To begin an investigation, let’s look at the rat as a symbol (any reference to how these animals are regarded in culture will do, I used the Penguin Dictionary of Symbols). As is true for many, there is a light and dark side to the symbol of the rat. A result of their nocturnal and abundant procreation habits, the rat can both represent wealth (as in the capability to create abundance), as well as thievery (as in stealing abundance from another).

So, as a society, how do we relate to the idea of wealth? As the separation of socio-economic status continues to widen across the U.S. population at an alarming rate, what does our relationship to the rat suggest? How do we view the abilities of someone who can generate wealth and abundance for themselves? How do we view our own abilities to create abundance?

Quite timely, one of the most controversial topics in the recent news is the idea of further regulation on the ability to create abundance, that being the question of additional taxation for specific income levels. With the economic crisis, it seems we’re all looking for appropriate ways to relate to our abundance, both personally (should I pay off my home equity loan or take out more cash?) and collectively (should we really give loans to the auto industry?).

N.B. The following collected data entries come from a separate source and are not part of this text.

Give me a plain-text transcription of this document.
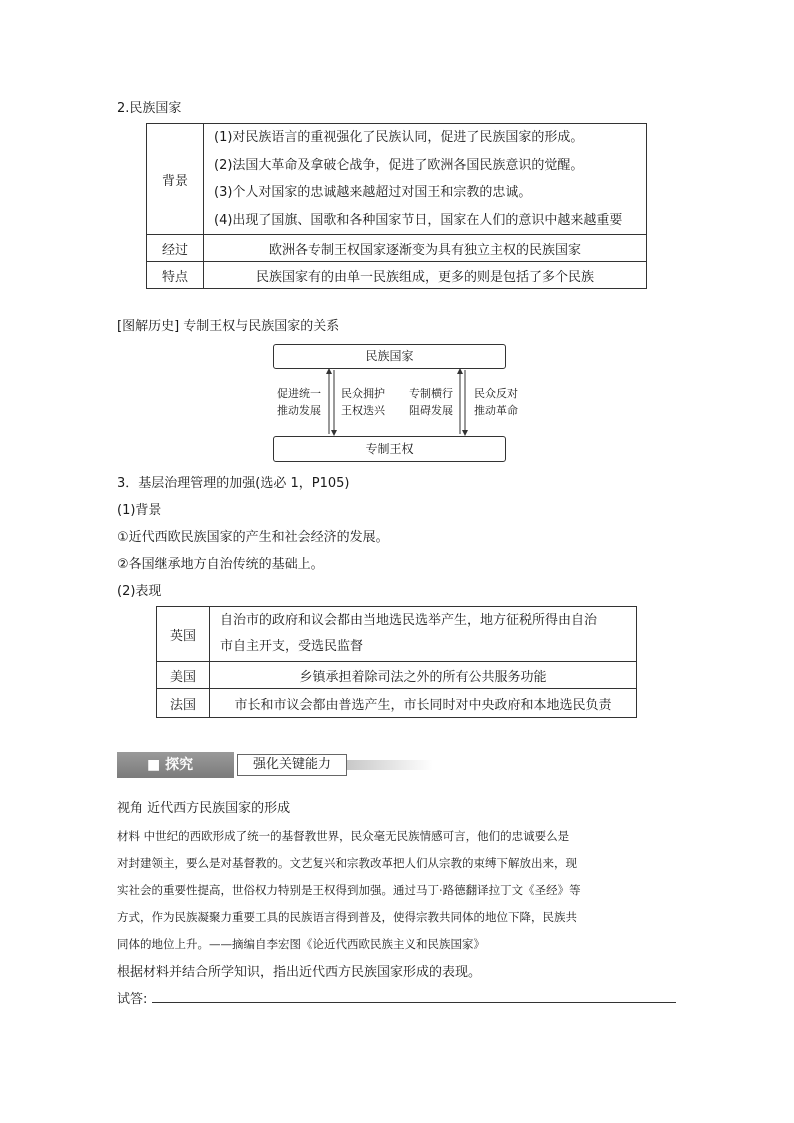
2.民族国家
背景	(1)对民族语言的重视强化了民族认同，促进了民族国家的形成。
(2)法国大革命及拿破仑战争，促进了欧洲各国民族意识的觉醒。
(3)个人对国家的忠诚越来越超过对国王和宗教的忠诚。
(4)出现了国旗、国歌和各种国家节日，国家在人们的意识中越来越重要

经过	欧洲各专制王权国家逐渐变为具有独立主权的民族国家
特点	民族国家有的由单一民族组成，更多的则是包括了多个民族
[图解历史] 专制王权与民族国家的关系
民族国家
专制王权
促进统一
推动发展
民众拥护
王权迭兴
专制横行
阻碍发展
民众反对
推动革命
3．基层治理管理的加强(选必 1，P105)
(1)背景
①近代西欧民族国家的产生和社会经济的发展。
②各国继承地方自治传统的基础上。
(2)表现
英国	自治市的政府和议会都由当地选民选举产生，地方征税所得由自治
市自主开支，受选民监督

美国	乡镇承担着除司法之外的所有公共服务功能
法国	市长和市议会都由普选产生，市长同时对中央政府和本地选民负责
■ 探究	强化关键能力
视角 近代西方民族国家的形成
材料 中世纪的西欧形成了统一的基督教世界，民众毫无民族情感可言，他们的忠诚要么是
对封建领主，要么是对基督教的。文艺复兴和宗教改革把人们从宗教的束缚下解放出来，现
实社会的重要性提高，世俗权力特别是王权得到加强。通过马丁·路德翻译拉丁文《圣经》等
方式，作为民族凝聚力重要工具的民族语言得到普及，使得宗教共同体的地位下降，民族共
同体的地位上升。——摘编自李宏图《论近代西欧民族主义和民族国家》
根据材料并结合所学知识，指出近代西方民族国家形成的表现。
试答:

To shed light on this topic, from a depth psychological perspective, this would mean taking time to understand our own instincts to create abundance, and secondarily, how we feel about the ability of others to do the same. This means understanding our relationship to the rat.

And so, I invite your opinion…what is your relationship to the rat? How do you see the ability to create abundance in your own life? Do you feel pleased or guilty if you do create abundance, what about if you don’t? How do you see the ability to create abundance treated in our society?